Comeos, the Belgian Federation of Trade and Services, supports the measure as a positive step in the right direction for achieving a more healthy environment and reducing paper waste. However, it calls for a unified national approach, given that many retailers operate across all three regions of Belgium and not just Wallonia. They also emphasize the need for a transitional period of at least 12 months to implement this change effectively. However, the precise transitional period hasn’t been adopted yet.

In shops in Wallonia, a paper receipt will no longer be the standard, the office of Walloon Environment Minister Tellier confirmed. Customers can still get the receipt; however, if they ask for it, they will receive it, but not automatically. Shops are required to allow customers to receive the ticket receipt via email or SMS.
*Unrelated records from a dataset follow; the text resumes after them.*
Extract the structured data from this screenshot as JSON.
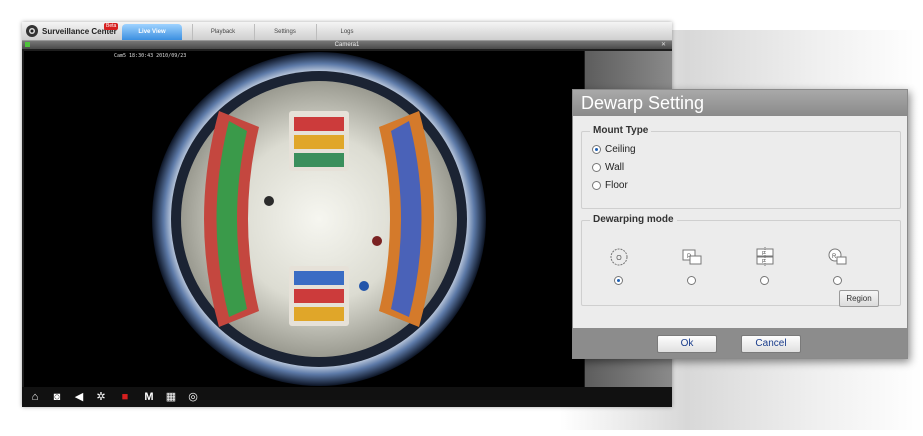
{
  "app": {
    "title": "Surveillance Center",
    "badge": "Beta",
    "tabs": [
      {
        "label": "Live View",
        "active": true
      },
      {
        "label": "Playback",
        "active": false
      },
      {
        "label": "Settings",
        "active": false
      },
      {
        "label": "Logs",
        "active": false
      }
    ]
  },
  "camera_window": {
    "title": "Camera1",
    "osd_text": "Cam5 18:30:43 2010/09/23"
  },
  "toolbar_icons": [
    "home-icon",
    "camera-icon",
    "speaker-icon",
    "settings-icon",
    "record-icon",
    "m-icon",
    "layout-icon",
    "eye-icon"
  ],
  "dialog": {
    "title": "Dewarp Setting",
    "mount_type": {
      "label": "Mount Type",
      "options": [
        "Ceiling",
        "Wall",
        "Floor"
      ],
      "selected": "Ceiling"
    },
    "dewarping_mode": {
      "label": "Dewarping mode",
      "selected_index": 0,
      "region_button": "Region"
    },
    "ok_label": "Ok",
    "cancel_label": "Cancel"
  },
  "colors": {
    "accent": "#3b8fe0",
    "dialog_title_bg": "#9a9a9a",
    "record": "#d61f1f"
  }
}
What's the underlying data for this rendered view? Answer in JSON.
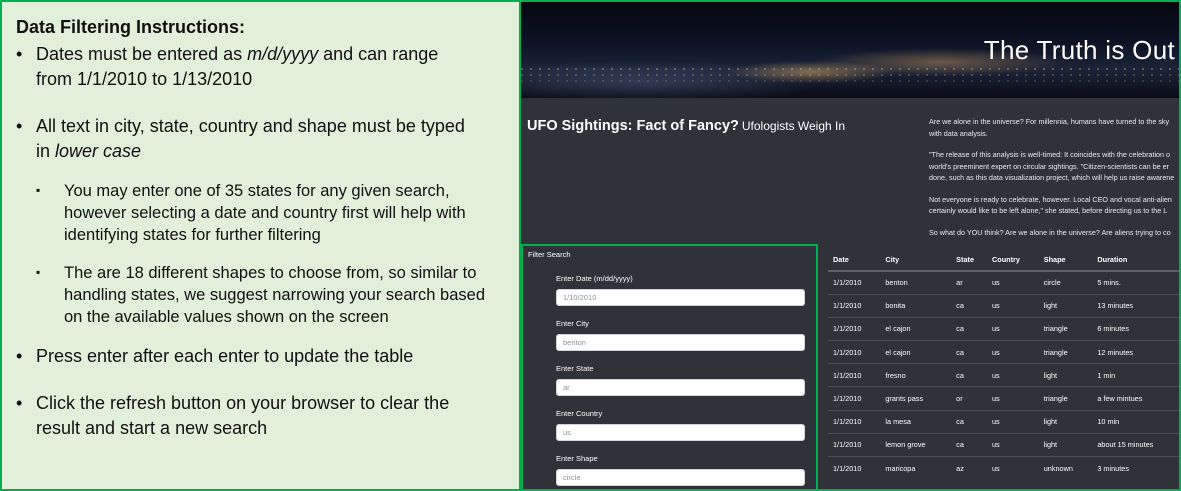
{
  "instructions": {
    "title": "Data Filtering Instructions:",
    "bullet_glyph": "•",
    "sub_bullet_glyph": "▪",
    "items": [
      {
        "lines": [
          {
            "parts": [
              {
                "text": "Dates must be entered as ",
                "italic": false
              },
              {
                "text": "m/d/yyyy",
                "italic": true
              },
              {
                "text": " and can range",
                "italic": false
              }
            ]
          },
          {
            "parts": [
              {
                "text": "from 1/1/2010 to 1/13/2010",
                "italic": false
              }
            ]
          }
        ]
      },
      {
        "lines": [
          {
            "parts": [
              {
                "text": "All text in city, state, country and shape must be typed",
                "italic": false
              }
            ]
          },
          {
            "parts": [
              {
                "text": "in ",
                "italic": false
              },
              {
                "text": "lower case",
                "italic": true
              }
            ]
          }
        ]
      },
      {
        "sub": true,
        "lines": [
          {
            "parts": [
              {
                "text": "You may enter one of 35 states for any given search,",
                "italic": false
              }
            ]
          },
          {
            "parts": [
              {
                "text": "however selecting a date and country first will help with",
                "italic": false
              }
            ]
          },
          {
            "parts": [
              {
                "text": "identifying states for further filtering",
                "italic": false
              }
            ]
          }
        ]
      },
      {
        "sub": true,
        "lines": [
          {
            "parts": [
              {
                "text": "The are 18 different shapes to choose from, so similar to",
                "italic": false
              }
            ]
          },
          {
            "parts": [
              {
                "text": "handling states, we suggest narrowing your search based",
                "italic": false
              }
            ]
          },
          {
            "parts": [
              {
                "text": "on the available values shown on the screen",
                "italic": false
              }
            ]
          }
        ]
      },
      {
        "lines": [
          {
            "parts": [
              {
                "text": "Press enter after each enter to update the table",
                "italic": false
              }
            ]
          }
        ]
      },
      {
        "lines": [
          {
            "parts": [
              {
                "text": "Click the refresh button on your browser to clear the",
                "italic": false
              }
            ]
          },
          {
            "parts": [
              {
                "text": "result and start a new search",
                "italic": false
              }
            ]
          }
        ]
      }
    ]
  },
  "page": {
    "hero_title": "The Truth is Out",
    "subtitle": "UFO Sightings: Fact of Fancy?",
    "subtitle_small": "Ufologists Weigh In",
    "article": [
      "Are we alone in the universe? For millennia, humans have turned to the sky",
      "with data analysis.",
      "\"The release of this analysis is well-timed: It coincides with the celebration o",
      "world's preeminent expert on circular sightings. \"Citizen-scientists can be er",
      "done, such as this data visualization project, which will help us raise awarene",
      "Not everyone is ready to celebrate, however. Local CEO and vocal anti-alien",
      "certainly would like to be left alone,\" she stated, before directing us to the L",
      "So what do YOU think? Are we alone in the universe? Are aliens trying to co"
    ]
  },
  "filters": {
    "title": "Filter Search",
    "fields": [
      {
        "label": "Enter Date (m/dd/yyyy)",
        "placeholder": "1/10/2010"
      },
      {
        "label": "Enter City",
        "placeholder": "benton"
      },
      {
        "label": "Enter State",
        "placeholder": "ar"
      },
      {
        "label": "Enter Country",
        "placeholder": "us"
      },
      {
        "label": "Enter Shape",
        "placeholder": "circle"
      }
    ]
  },
  "table": {
    "headers": [
      "Date",
      "City",
      "State",
      "Country",
      "Shape",
      "Duration"
    ],
    "rows": [
      [
        "1/1/2010",
        "benton",
        "ar",
        "us",
        "circle",
        "5 mins."
      ],
      [
        "1/1/2010",
        "bonita",
        "ca",
        "us",
        "light",
        "13 minutes"
      ],
      [
        "1/1/2010",
        "el cajon",
        "ca",
        "us",
        "triangle",
        "6 minutes"
      ],
      [
        "1/1/2010",
        "el cajon",
        "ca",
        "us",
        "triangle",
        "12 minutes"
      ],
      [
        "1/1/2010",
        "fresno",
        "ca",
        "us",
        "light",
        "1 min"
      ],
      [
        "1/1/2010",
        "grants pass",
        "or",
        "us",
        "triangle",
        "a few mintues"
      ],
      [
        "1/1/2010",
        "la mesa",
        "ca",
        "us",
        "light",
        "10 min"
      ],
      [
        "1/1/2010",
        "lemon grove",
        "ca",
        "us",
        "light",
        "about 15 minutes"
      ],
      [
        "1/1/2010",
        "maricopa",
        "az",
        "us",
        "unknown",
        "3 minutes"
      ]
    ]
  }
}
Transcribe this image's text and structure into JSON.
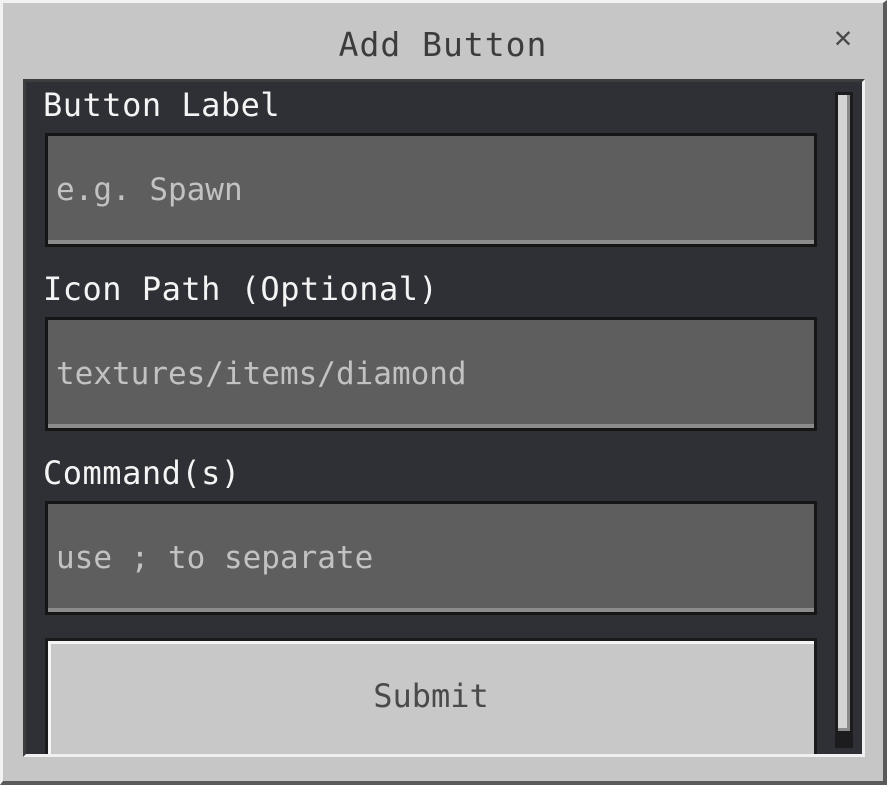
{
  "dialog": {
    "title": "Add Button",
    "close_glyph": "✕",
    "close_icon": "close-icon"
  },
  "form": {
    "fields": [
      {
        "label": "Button Label",
        "value": "",
        "placeholder": "e.g. Spawn"
      },
      {
        "label": "Icon Path (Optional)",
        "value": "",
        "placeholder": "textures/items/diamond"
      },
      {
        "label": "Command(s)",
        "value": "",
        "placeholder": "use ; to separate"
      }
    ],
    "submit_label": "Submit"
  },
  "scrollbar": {
    "position": 0.0
  },
  "colors": {
    "panel": "#c6c6c6",
    "content_bg": "#2f3035",
    "input_bg": "#5e5e5e",
    "label_text": "#f4f4f4",
    "button_bg": "#c8c8c8"
  }
}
Paper receipts will thus no longer be automatically printed by sellers in this region. There are exceptions, according to legal provisions laid down at the federal level. The receipt must still be printed in hotels, restaurants, the catering sector (HoReCa), car washes, and for products with a legal guarantee period.

The Walloon government also scheduled that there would be a transition period to allow businesses to comply, but the minister's office specifies that the end of the transition period is still under discussion with the industry.

Initially, there will be no strict enforcement or penalties for non-compliance, although some exceptions exist, such as the current requirement to print receipts in areas like the hotel sector, restaurants, and car washes for tax purposes. While Wallonia's new policy to reduce paper receipts is a commendable step toward environmental conservation, it also sends the message to customers to become mindful of their receipt requests, opting for the greener choice if possible.